O globo, n. 31631, 14/03/2020. País, p. 22

 

Entrevista - Aldo Rebelo: "Causas identitárias não põem o sistema em xeque"

Aldo Rebelo

Dimitrius Dantas

14/03/2020

 

 

Ex-presidente da Câmara dos Deputados, Aldo Rebelo está afastado da política. Mesmo assim, continua atuante nas redes sociais, onde é uma das poucas figuras de esquerda que se atreve a apoiar algumas das medidas polêmicas do governo Jair Bolsonaro, sobretudo a política na Amazônia. Algumas publicações do deputado levantaram polêmica entre eleitores de esquerda. Nesta entrevista, Aldo critica o que considera um erro de abordagem do campo da esquerda ao promover protagonismo do debate das chamadas causas identitárias, o que, na sua visão, traz a discussão para um campo que favorece o estilo de Bolsonaro.

Os dois têm uma história antiga, apesar de nunca terem sido próximos. Em 2002, Bolsonaro, já conhecido por suas posições radicais contra a esquerda, foi até o então presidente Lula para sugerir o nome do comunista Aldo Rebelo para o Ministério da Defesa. Passadas quase duas décadas, Aldo Rebelo diz que nunca pediu apoio do hoje presidente, cujo governo considera uma tragédia.

Como o senhor avalia o desempenho do governo Bolsonaro?

Uma tragédia, um desastre. Tem uma política econômica de destruição da economia do país, a política de educação é outro desastre e a do Itamaraty, nem se fala. Por outro lado, não é porque é o Bolsonaro que está no governo que eu vou abandonar posições que sempre tive em defesa dos interesses nacionais em algumas matérias.

Temos um governo que defende esse interesse nacional?

O governo Bolsonaro aproveita algumas coisas simbólicas do interesse nacional como a Amazônia. A defesa da Amazônia contra interferência dos governos estrangeiros é uma coisa certa que ele faz. Se ele silencia, prevalece o interesse estrangeiro de tutelar a Amazônia. Os governos do FHC e do Lula foram muito coniventes com essas interferências externas. O governo Bolsonaro resiste a isso.

O senhor foi do Partido Comunista e depois passou pelo Solidariedade. Ainda se considera de esquerda?

Claro que sim, mas não essa esquerda que está aí. Quem defende a democracia, os direitos do povo e a independência do país, sempre foi de esquerda. A esquerda atual está correndo atrás de outras teses.

Que teses?

A esquerda sempre foi uma corrente que se guiava por uma ideologia. Qual era? A ideologia da igualdade, da liberdade. Hoje a esquerda se dirige pela biologia, os traços biológicos, as identidades biológicas, a raça, o gênero, a orientação sexual. Tudo isso se tornou mais importante que as ideias. E isso alimenta o embate entre o Bolsonaro e essa esquerda que eu chamo identitária.

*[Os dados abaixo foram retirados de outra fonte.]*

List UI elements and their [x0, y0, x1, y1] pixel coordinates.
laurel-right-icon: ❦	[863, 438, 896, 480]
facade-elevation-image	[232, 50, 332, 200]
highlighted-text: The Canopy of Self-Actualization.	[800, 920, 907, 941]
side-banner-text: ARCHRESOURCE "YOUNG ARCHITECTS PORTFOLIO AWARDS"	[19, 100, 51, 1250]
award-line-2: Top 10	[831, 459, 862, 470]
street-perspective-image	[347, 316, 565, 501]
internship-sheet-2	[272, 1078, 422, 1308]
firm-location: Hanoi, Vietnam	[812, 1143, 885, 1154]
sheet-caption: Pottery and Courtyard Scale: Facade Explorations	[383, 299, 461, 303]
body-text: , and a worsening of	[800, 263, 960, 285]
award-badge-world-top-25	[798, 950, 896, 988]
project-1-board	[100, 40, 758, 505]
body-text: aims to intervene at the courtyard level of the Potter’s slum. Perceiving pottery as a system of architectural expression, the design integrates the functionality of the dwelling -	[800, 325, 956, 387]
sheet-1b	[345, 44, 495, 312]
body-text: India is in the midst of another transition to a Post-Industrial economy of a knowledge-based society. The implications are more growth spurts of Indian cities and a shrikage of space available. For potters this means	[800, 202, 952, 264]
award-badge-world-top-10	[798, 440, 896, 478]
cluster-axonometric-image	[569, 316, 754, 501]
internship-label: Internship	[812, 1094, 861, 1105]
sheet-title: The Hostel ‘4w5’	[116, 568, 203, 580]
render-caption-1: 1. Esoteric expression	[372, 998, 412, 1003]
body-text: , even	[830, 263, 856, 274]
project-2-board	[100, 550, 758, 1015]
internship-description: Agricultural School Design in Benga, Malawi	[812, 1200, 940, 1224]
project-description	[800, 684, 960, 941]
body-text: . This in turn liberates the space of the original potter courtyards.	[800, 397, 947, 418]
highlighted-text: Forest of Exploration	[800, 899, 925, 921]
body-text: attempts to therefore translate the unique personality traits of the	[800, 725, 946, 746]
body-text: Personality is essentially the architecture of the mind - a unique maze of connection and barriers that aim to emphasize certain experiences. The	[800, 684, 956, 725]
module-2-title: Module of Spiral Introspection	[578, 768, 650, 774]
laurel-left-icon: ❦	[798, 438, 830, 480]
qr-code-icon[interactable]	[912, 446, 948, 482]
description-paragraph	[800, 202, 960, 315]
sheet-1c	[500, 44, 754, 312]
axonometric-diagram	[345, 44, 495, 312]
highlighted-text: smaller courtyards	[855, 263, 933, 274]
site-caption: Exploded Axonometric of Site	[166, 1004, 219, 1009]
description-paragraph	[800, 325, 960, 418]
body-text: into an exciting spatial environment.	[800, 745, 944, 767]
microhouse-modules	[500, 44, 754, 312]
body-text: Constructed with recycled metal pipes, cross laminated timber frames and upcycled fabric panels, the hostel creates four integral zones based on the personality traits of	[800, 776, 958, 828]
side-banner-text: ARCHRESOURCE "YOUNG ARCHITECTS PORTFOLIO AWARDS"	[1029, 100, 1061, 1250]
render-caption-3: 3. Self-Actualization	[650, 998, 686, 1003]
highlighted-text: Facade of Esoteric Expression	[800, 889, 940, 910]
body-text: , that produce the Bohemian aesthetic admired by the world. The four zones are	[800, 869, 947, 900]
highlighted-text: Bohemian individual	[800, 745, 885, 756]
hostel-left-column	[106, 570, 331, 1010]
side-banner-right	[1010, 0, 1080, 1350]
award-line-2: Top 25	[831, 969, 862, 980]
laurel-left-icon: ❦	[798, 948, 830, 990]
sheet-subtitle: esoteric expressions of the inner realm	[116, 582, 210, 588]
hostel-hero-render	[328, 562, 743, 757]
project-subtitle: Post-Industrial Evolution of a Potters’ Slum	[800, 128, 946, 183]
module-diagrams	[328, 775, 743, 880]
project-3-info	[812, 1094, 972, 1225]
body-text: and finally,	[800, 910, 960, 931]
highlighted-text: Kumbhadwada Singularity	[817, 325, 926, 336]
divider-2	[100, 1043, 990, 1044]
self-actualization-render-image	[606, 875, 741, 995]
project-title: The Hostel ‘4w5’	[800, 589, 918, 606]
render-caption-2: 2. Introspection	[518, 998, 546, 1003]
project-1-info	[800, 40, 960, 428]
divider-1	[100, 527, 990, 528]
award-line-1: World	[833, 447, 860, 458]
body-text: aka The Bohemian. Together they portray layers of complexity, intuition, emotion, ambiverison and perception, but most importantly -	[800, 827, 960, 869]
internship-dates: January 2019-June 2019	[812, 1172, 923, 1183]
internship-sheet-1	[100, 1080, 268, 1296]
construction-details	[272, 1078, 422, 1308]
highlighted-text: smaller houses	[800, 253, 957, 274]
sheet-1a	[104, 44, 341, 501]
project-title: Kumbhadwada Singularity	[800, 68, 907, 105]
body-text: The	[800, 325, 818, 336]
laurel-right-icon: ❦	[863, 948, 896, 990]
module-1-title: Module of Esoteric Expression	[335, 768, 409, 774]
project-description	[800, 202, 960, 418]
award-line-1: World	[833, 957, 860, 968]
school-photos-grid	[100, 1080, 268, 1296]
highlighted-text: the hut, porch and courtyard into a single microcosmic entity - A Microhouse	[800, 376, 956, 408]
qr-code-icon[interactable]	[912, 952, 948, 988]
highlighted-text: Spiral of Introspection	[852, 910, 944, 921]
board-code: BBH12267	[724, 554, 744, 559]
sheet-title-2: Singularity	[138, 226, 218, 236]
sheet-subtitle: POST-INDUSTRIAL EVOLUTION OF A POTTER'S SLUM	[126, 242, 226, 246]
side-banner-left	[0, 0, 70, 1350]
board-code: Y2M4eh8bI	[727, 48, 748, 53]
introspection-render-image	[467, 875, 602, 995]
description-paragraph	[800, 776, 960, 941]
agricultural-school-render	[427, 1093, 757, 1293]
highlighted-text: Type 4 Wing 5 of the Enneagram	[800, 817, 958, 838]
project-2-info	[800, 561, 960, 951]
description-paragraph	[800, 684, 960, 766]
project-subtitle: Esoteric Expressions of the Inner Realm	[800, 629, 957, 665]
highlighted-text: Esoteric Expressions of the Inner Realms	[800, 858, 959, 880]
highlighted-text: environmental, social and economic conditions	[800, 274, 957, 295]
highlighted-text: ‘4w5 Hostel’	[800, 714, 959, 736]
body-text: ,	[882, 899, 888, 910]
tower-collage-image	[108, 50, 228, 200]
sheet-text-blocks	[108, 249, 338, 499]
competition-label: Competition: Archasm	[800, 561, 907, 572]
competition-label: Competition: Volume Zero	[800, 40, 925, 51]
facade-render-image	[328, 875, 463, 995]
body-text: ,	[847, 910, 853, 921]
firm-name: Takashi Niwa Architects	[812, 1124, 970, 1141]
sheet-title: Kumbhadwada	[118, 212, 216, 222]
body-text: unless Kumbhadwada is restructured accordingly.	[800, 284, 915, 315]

O governo Bolsonaro tira proveito desse debate?

Gosta. Para ele está tudo resolvido. O país e a população ficam num plano secundário. Acho que a esquerda faz isso porque percebeu que a transformação social é uma coisa mais difícil, complexa, mais distante. As reivindicações identitárias são mais fáceis de serem alcançadas, mas não abalam o sistema. Não colocam o sistema em xeque.

Mas essas pautas, ligadas aos movimentos LGBT, feminista ou negro, não são importantes?

Não estou dizendo que não têm importância: mas elas não são transformadoras. São assimiladas pelo sistema financeiro, vide o apoio do George Soros. A esquerda perdeu a utopia da transformação social. Foi atrás de reivindicações mais fáceis de serem alcançadas.

Bolsonaro foi beneficiado pelo que o senhor chama de mudança de rumo da esquerda?

Não. Ele alcançou a vitória porque encontrou o PT muito desgastado e com uma taxa de rejeição muito alta. Ele não foi uma alternativa construída, foi o que sobrou. Buscaram alguém antissistema e ele era o único disponível na prateleira. Ele e essa equipe de desorientados que governa.

Críticos do governo veem em Bolsonaro um possível risco para democracia. Concorda?

O Bolsonaro tem inclinações por uma visão autoritária, é fato. Sempre manifestou isso. Mas não tem condições para impor essa visão ao país hoje. Não pode impor uma visão autoritária com Congresso funcionando, se tem liberdade de imprensa, liberdade de organização sindical, estudantil.